When we talk about actual innocence - and look, nobody’s ever going to get me to defend with any sincerity the position that Justice Scalia said something that wasn’t infused with sneering contempt - it’s worth keeping in mind that in practice, it’s a chimera. We don’t know. We never know. Every rule we put in place has to be viable in a world where no matter how much importance we place on truth (and anyone who doesn’t think the criminal justice system on a macro level isn’t worried about that is encouraged to go ahead and draft up a system that will be more obsessed with it), 0% of the time will we know what the right answer was. When a convicted person comes before the court with “proof” of his “actual innocence” - now I’m doing it - we are obligated just by the fact of finite time and resources to ask ourselves what kind of numbers we’re dealing with here. Is he telling us that there’s a slight chance that if we let him present his case, he’ll convince us to accept as true a piece of evidence that will eliminate him as a suspect with 85% certainty? 95%? 99? What level of certainty is uncertain enough for us to say no to him and the thousands of others who have the same arguments to present?

The point is, there has to be, there’s no getting around, an extremely complicated process which consists of several phases of introducing and evaluating evidence and arguments, and which separates these phases by a bunch of philosophical airlocks, of sorts. A trial by jury is the ultimate determinant of guilt or innocence… er, unless this or that weird thing happens. If that happens, then you go to a different judge, but you don’t get a whole new trial, obviously. Unless! Wait, so sometimes I guess you do get another trial. But not usually. And so on. What we’re looking at here, in the OP’s case, is a situation where we’ve run through that entire course already. We’re at the end, and every little T and I have been crossed and dotted and the guy is still guilty in the eyes of the law. And the Supreme Court is disagreeing among itself about whether the five hundred and thirtieth of Troy Davis’ five hundred and thirty arguments why he shouldn’t be executed - which he’s raising at a point where, so far, the law has said “OK, you’re out of bites at the apple now” – rises to such a level that all of those procedural niceties should be deemed to have been insufficient process, and he should be given another try to make his case.

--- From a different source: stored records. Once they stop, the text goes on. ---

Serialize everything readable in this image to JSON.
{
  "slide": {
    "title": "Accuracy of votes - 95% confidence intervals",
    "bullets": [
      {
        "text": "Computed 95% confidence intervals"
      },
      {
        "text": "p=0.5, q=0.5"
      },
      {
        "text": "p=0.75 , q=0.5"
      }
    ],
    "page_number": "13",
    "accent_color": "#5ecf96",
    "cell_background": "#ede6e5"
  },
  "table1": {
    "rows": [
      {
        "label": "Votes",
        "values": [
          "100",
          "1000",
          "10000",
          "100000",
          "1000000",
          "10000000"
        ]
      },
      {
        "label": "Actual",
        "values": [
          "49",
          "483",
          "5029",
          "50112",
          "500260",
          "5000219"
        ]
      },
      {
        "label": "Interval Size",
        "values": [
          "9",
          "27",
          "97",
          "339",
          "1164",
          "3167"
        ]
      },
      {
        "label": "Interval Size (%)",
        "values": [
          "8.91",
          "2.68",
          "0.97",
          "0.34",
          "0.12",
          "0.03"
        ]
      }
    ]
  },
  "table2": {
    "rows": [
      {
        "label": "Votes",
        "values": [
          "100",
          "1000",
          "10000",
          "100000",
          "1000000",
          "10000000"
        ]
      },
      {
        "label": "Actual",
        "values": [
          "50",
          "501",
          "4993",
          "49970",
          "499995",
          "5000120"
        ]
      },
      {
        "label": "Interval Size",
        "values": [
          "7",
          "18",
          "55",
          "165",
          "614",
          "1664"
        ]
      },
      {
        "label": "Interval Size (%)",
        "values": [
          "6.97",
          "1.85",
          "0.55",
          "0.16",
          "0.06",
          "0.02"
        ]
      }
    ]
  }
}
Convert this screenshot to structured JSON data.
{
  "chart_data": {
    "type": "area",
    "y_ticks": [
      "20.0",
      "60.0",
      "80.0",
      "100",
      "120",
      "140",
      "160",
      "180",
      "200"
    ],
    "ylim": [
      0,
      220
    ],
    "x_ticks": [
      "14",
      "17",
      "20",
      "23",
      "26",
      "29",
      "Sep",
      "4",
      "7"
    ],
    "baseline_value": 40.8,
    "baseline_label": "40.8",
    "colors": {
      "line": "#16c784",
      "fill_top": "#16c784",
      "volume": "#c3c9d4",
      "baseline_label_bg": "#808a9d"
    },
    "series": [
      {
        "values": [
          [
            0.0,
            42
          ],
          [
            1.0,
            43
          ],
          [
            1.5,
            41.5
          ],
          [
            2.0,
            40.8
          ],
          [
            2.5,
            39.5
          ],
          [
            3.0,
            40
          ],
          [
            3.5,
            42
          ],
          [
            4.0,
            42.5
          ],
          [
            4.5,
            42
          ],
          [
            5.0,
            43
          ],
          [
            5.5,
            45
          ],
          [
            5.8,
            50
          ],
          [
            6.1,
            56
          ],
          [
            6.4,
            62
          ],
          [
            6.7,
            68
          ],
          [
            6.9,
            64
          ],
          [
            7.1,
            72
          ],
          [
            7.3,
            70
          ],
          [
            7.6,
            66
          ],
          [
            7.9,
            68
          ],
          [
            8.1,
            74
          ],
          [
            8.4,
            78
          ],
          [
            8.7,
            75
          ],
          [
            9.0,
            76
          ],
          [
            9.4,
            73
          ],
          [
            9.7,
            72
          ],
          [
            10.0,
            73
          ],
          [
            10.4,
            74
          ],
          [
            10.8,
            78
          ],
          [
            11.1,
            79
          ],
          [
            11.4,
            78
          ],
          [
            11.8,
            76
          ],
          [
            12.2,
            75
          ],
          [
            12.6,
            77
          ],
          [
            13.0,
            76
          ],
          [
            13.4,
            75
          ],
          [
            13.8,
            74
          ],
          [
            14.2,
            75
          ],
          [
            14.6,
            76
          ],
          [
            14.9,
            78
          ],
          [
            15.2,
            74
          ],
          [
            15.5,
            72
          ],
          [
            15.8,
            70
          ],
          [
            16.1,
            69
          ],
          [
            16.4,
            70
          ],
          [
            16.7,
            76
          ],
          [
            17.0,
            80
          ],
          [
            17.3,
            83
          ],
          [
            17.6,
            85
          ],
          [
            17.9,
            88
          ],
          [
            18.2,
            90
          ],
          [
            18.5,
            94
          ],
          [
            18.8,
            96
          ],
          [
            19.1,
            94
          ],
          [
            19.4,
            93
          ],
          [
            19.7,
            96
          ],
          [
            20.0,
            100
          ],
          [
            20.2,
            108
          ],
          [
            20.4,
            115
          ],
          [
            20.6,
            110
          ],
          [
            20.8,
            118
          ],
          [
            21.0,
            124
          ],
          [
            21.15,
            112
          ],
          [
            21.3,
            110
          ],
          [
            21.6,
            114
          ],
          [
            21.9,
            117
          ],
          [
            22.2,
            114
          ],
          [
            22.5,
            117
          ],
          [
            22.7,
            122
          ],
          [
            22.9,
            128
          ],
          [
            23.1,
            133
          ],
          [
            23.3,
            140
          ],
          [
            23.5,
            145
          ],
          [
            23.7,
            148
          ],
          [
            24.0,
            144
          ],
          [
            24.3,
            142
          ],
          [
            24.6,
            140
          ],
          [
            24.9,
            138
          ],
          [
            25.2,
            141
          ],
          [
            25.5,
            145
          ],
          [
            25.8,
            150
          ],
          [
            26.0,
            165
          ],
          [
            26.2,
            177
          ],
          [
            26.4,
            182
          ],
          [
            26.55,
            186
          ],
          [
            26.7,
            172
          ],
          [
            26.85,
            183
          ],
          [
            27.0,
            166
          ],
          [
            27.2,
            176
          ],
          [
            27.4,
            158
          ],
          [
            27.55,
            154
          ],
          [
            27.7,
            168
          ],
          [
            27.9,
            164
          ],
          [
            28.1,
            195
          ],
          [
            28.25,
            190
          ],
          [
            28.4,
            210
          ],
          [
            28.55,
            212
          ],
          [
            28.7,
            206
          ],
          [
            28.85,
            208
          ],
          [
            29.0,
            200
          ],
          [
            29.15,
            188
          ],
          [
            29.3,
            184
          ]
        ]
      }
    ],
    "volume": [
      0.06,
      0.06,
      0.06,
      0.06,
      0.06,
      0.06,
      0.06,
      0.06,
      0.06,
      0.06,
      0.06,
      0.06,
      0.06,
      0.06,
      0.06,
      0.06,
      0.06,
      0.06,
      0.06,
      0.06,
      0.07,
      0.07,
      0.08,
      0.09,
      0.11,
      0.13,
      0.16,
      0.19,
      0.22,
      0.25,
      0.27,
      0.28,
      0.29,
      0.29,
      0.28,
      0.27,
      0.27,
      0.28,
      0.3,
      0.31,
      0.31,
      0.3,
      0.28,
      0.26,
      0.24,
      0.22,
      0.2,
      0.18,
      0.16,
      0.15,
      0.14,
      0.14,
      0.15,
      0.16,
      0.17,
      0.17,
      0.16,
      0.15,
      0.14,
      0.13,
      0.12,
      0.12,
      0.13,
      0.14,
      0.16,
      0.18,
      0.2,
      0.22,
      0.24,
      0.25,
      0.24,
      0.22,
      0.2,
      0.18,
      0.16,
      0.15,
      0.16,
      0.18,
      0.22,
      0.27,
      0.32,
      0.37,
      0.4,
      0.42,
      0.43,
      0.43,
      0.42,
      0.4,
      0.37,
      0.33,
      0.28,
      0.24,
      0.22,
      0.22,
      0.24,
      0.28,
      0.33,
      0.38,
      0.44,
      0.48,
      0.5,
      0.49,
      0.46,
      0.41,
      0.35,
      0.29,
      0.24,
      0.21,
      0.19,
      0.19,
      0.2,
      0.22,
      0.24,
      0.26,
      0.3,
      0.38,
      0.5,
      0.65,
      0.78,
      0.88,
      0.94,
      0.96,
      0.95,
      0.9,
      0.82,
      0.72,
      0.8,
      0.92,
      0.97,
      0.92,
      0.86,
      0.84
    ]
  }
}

It’s not a question of disregarding actual innocence. It’s a question of where we draw the line, given that we’re literally never going to disprove the possibility of actual innocence, and Scalia didn’t agree with the rest about which side of the line they were on. Whether his moral character should be called into question as a result or not, at least let’s not be reductive about it. There’s a difference between admitting of a possibility and expressing a preference.